Ante estas confidencias, el joven Taguchi comienza a contarle los sentimientos más angustiosos de su vida y que son los que le han llevado a alejarse de la sociedad en un intento de acallar su conciencia. Le habla de su amigo Kumakoto Akira, un joven inteligente que quería ser poeta y a quien la incomprensión de su familia y de sus compañeros le llevaron a plantearse el suicidio. De hecho, convocó a Taguchi para que asistiera a su suicidio y cuando le vio llegar se lanzó debajo de los automóviles. Este suicidio junto con el asesinato de su amiga y vecina, Yukiko Miyajima, la niña nieve, le causaron un terrible dolor.

Yukiko vivía con su familia en unas condiciones tercermundistas. Los compañeros la rechazan por el olor. Las agresiones suben de intensidad y terminan con su asesinato.

En los dos casos, el joven Taguchi se abstuvo de auxiliar a sus amigos. Miró para otro lado. Esa es la causa primera de su remordimiento y de su aislamiento.

Por su parte, el salaryman Tetsu, reconoce que el cansancio anímico que le llevó a dormirse en el trabajo se debía a la no aceptación de un hijo que había tenido con su esposa Kyoko y que nació con discapacidades.
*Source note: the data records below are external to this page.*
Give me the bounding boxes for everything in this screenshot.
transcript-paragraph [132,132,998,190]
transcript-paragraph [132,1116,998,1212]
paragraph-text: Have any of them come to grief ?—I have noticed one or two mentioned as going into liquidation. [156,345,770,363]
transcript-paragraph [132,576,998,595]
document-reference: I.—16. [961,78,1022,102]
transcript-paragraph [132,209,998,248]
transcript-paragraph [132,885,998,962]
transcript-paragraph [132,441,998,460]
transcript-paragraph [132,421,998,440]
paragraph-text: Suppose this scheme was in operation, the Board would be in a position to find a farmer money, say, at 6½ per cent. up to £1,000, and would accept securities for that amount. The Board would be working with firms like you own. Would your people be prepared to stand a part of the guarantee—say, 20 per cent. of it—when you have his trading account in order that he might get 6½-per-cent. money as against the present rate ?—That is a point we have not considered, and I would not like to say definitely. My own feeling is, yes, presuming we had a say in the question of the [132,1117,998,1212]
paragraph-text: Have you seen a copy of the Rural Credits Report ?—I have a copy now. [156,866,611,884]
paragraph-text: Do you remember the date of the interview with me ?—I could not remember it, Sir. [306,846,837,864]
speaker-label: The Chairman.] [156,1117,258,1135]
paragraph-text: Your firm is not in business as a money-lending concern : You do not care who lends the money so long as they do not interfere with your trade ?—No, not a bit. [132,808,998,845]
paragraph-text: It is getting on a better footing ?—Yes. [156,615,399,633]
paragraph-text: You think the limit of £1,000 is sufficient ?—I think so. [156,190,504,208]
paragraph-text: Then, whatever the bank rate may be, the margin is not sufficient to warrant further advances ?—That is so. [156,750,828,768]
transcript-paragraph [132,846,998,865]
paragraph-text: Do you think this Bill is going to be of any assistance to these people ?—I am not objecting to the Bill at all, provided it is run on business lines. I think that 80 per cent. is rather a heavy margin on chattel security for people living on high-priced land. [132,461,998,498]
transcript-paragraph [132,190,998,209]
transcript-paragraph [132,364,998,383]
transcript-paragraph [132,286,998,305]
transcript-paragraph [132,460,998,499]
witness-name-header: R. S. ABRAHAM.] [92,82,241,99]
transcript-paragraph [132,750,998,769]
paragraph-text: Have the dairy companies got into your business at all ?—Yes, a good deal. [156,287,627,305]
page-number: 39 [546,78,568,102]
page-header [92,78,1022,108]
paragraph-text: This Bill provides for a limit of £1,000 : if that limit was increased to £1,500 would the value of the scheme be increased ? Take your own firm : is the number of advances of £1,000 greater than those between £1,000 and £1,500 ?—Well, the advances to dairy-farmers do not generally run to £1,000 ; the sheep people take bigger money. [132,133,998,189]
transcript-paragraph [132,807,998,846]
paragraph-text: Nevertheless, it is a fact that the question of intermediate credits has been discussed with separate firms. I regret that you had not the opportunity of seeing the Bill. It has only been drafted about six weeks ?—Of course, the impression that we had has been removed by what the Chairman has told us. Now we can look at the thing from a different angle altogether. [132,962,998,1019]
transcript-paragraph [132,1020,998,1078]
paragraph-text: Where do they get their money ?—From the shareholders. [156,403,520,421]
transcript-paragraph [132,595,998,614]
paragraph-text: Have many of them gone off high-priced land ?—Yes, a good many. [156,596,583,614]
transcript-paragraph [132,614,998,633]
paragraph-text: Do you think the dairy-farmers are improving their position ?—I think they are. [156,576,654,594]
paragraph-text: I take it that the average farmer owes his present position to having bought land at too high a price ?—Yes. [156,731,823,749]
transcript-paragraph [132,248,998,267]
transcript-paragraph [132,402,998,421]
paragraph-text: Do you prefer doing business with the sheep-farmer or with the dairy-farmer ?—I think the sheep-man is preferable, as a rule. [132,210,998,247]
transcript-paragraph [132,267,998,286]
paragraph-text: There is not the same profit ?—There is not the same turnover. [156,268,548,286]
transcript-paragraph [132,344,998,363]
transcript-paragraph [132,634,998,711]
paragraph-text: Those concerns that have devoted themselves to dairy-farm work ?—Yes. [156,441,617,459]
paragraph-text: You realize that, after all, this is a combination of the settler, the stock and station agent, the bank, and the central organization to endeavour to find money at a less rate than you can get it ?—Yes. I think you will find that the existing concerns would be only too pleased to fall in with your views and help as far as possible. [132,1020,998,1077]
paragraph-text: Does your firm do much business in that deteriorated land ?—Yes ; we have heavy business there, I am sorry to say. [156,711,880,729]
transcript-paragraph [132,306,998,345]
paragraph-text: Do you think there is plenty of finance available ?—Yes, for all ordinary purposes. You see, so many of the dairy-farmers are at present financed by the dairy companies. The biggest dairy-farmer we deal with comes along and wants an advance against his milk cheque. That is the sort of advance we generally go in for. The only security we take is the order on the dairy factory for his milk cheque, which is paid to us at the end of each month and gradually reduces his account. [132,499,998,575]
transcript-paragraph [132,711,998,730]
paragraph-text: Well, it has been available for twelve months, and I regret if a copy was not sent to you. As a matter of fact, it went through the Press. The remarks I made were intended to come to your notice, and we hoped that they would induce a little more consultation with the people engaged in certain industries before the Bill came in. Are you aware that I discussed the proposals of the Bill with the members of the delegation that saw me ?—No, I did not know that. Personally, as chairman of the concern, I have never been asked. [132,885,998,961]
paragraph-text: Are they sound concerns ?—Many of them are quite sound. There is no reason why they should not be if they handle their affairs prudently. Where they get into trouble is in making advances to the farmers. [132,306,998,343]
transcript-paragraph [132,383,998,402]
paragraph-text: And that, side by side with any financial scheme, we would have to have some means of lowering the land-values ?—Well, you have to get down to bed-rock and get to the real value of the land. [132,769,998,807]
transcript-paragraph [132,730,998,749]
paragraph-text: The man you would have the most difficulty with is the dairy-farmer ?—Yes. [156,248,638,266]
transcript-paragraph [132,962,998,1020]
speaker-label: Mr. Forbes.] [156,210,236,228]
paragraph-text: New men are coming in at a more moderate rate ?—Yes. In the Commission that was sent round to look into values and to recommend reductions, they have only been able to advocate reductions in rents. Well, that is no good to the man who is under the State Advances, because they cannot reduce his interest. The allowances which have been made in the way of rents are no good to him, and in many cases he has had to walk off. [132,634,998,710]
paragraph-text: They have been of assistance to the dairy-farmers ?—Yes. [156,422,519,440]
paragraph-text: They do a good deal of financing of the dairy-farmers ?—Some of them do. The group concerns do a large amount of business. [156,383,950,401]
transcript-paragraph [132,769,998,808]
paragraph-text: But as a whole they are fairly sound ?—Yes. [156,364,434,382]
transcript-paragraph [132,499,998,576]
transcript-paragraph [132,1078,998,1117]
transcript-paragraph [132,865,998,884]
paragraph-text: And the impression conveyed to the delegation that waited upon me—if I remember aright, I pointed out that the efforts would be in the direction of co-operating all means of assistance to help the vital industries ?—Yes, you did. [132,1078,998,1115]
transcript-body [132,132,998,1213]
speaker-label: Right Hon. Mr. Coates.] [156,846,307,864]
El niño vivió unos meses y él nunca lo tomó en brazos, ni le dedicó una caricia. Cuando murió el niño, Tetsu comprendió lo que suponía su actitud de rechazo y lo que había perdido.

Los diálogos y las confesiones de sus problemas personales les ayudan a admitir sus errores, a aceptar la realidad y a superar la situación de aislamiento en la que viven.

Imagen de polvorista

Ocurre a veces que comienzas a ojear un libro y casi sin advertirlo estás inmerso y contemplando un mundo cotidiano que te ha sacado del tuyo. Esto me ha pasado con “le llamé corbata”, para mí una joya literaria que te encuentras sin ser consciente. Además de la belleza con que Milena Michiko escribe, llena de cierta poesía y sobriedad, transmite los sentimientos, vacíos, soledades, heroísmos y miedos con una contundencia tal que al acabar una frase, tienes que pararte a saborearla: “Al igual que antes, la cuestión era estar solo. No quería encontrarme con nadie. Encontrarse con alguien significa implicarse. Quedar anudado a un hilo invisible. De ser humano a ser humano. Nada más que hilos. En todas direcciones. Encontrarse con alguien hace que te conviertas en parte de su tejido; precisamente esto era lo que trataba de evitar. (cap 8)” Al hilo de una conversación de gestos y miradas hasta que días más empiezan a manar las palabras, en esta breve novela se va desgranando la vida interior de dos personas singulares, Un Hikikomori: En Japón persona que se niega a salir de casa de sus padres, se encierran en su habitación y reducen al mínimo el contacto  con su familia. Y un Salaryman: En Japón, empleado varón de una empresa que se encuentran a diario en un parque. La alternancia de historias es desgarrada y al mismo tiempo conmovedora.